Por supuesto es difícil e inconveniente generalizar, las observaciones surgen en todo caso de experiencias locales o personales. En la CDT de la UBA, nuestros alumnos tienen dificultad para pensar la letra desde su función, piensan en la letra como forma, les cuesta por ejemplo comprender el nexo entre la forma y la contra-‐forma; el espacio, que nos permite relacionar a las letras una con otra, que posibilita formar y separar palabras, es un trámite que se les antoja abstracto.
Cuando al pasar las generaciones de alumnos vimos que el cuadro se reiteraba comenzaron nuestras dudas, ¿en qué lugar de la instrucción estamos cometiendo errores?
Hicimos consultas con otras escuelas y aparentemente el problema es común. ¿Por qué en el diseño de tipografía no se considera en primer lugar la función? ¿Qué es lo que interpretamos mal de la letra, qué lo que hemos transmitido de la misma? ¿Nos habrá dominado el afán de mostrar habilidades al desarrollar nuestro conocimiento personal, habremos sobredimensionado el rol del tipógrafo como figura dominante de la problemática comunicacional?

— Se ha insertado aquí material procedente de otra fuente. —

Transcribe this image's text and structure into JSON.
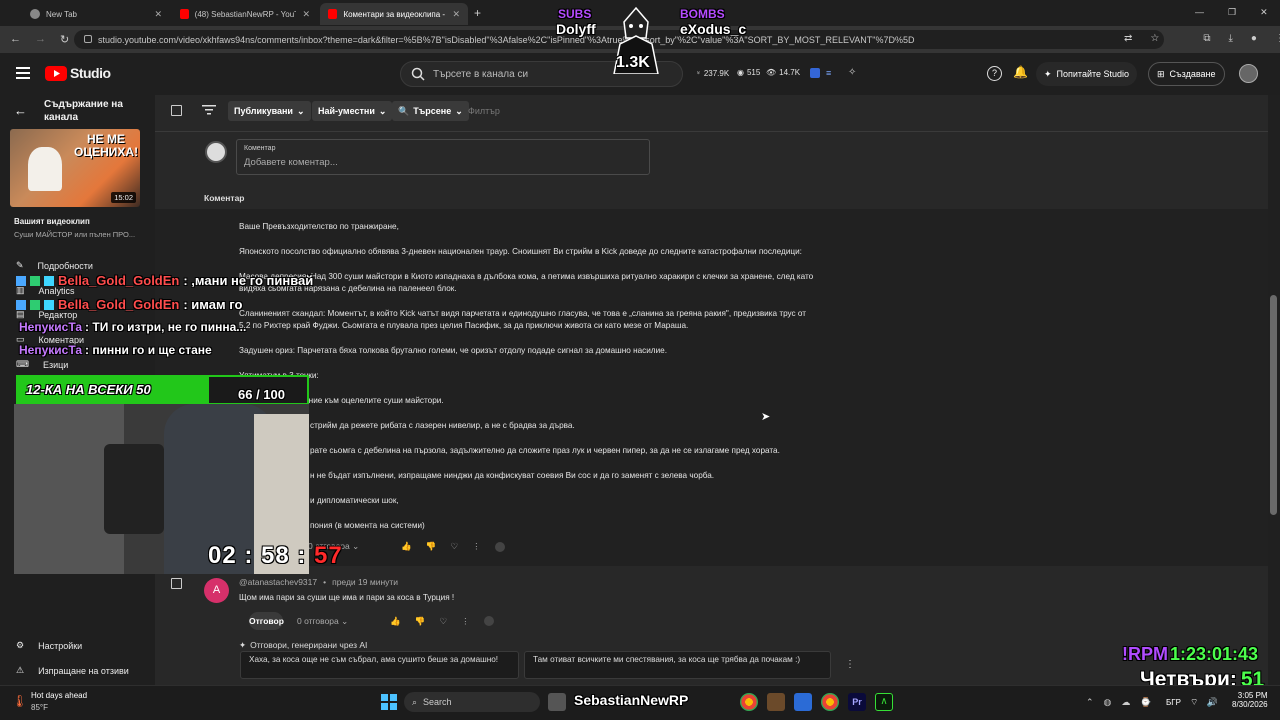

Si la época y la masividad nos dicen que es la escuela el lugar donde conviene anclar el diseño de la tipografía, ¿la escuela tal como está concebida hoy día, tiene independencia para pensar con la libertad necesaria, cuál es la mejor forma para que esta letra resulte conducente a fines más utilitarios para los individuos?
Tengamos en cuenta que gran parte del sistema educacional se cimenta en mecanismos de rédito económico y que el comercio dicta sus propias leyes, no siempre coincidentes con los intereses profundos de la sociedad.
En estos términos, ¿es suficiente plantearse para la letra contemporánea la problemática de La copa de cristal? Aquella observación de Beatrice Warde fue originalmente propuesta en 1930. Entre aquel llamado de atención sobre la función de la tipografía y nuestras preguntas han pasado no solo mas de 80 años, sino cosas trascendentes: Una guerra mundial, 2 estallidos nucleares, disputas políticas y territoriales múltiples, creación de nuevas naciones, salidas del hombre al espacio, avances y descubrimientos científicos y un despegue definitivo de la tecnología. También acontecimientos sociales y políticos trascendentes especialmente en América Latina, y a los fines de nuestro particular interés, han transcurrido los últimos 25 años de la tipografía masiva.
Si la sola mención de la historia nos habla de transformaciones profundas, ¿cuál es el planteo de este momento en relación a la letra? ¿Qué es lo que se ha modificado en el mundo entre Beatrice Warde y nuestro contexto? ¿Tenemos en claro de qué se debe ocupar la letra contemporánea cómo para dirigir una estrategia de enseñanza apropiada a las circunstancias?
Por el tamaño demográfico que ha adquirido nuestra tipográfica especie, y la producción de tipografía que se multiplica exponencialmente en simultáneo, estaríamos en condiciones de pensar que se están dando condiciones propicias para producir un salto cualitativo con consecuencias innovadoras en la comunicación escrita.
Conscientemente o no se están revisando todas las formas escritas. Se diseñan alfabetos para las lenguas propias y también para las extrañas, el sistema de Unicode debe considerar temas que por siglos estuvieron prácticamente dormidos. Hay regiones en el mundo que están revisando las formas de escritura impuestas por las lenguas dominantes; y es necesario establecer para los idiomas nativos de amplias regiones, formas de escrituras mas amigables, algunos de los cuales aunque todavía permanecen ágrafos, están en la mira de estudiosos ávidos de allanar el camino de conocimientos no revelados.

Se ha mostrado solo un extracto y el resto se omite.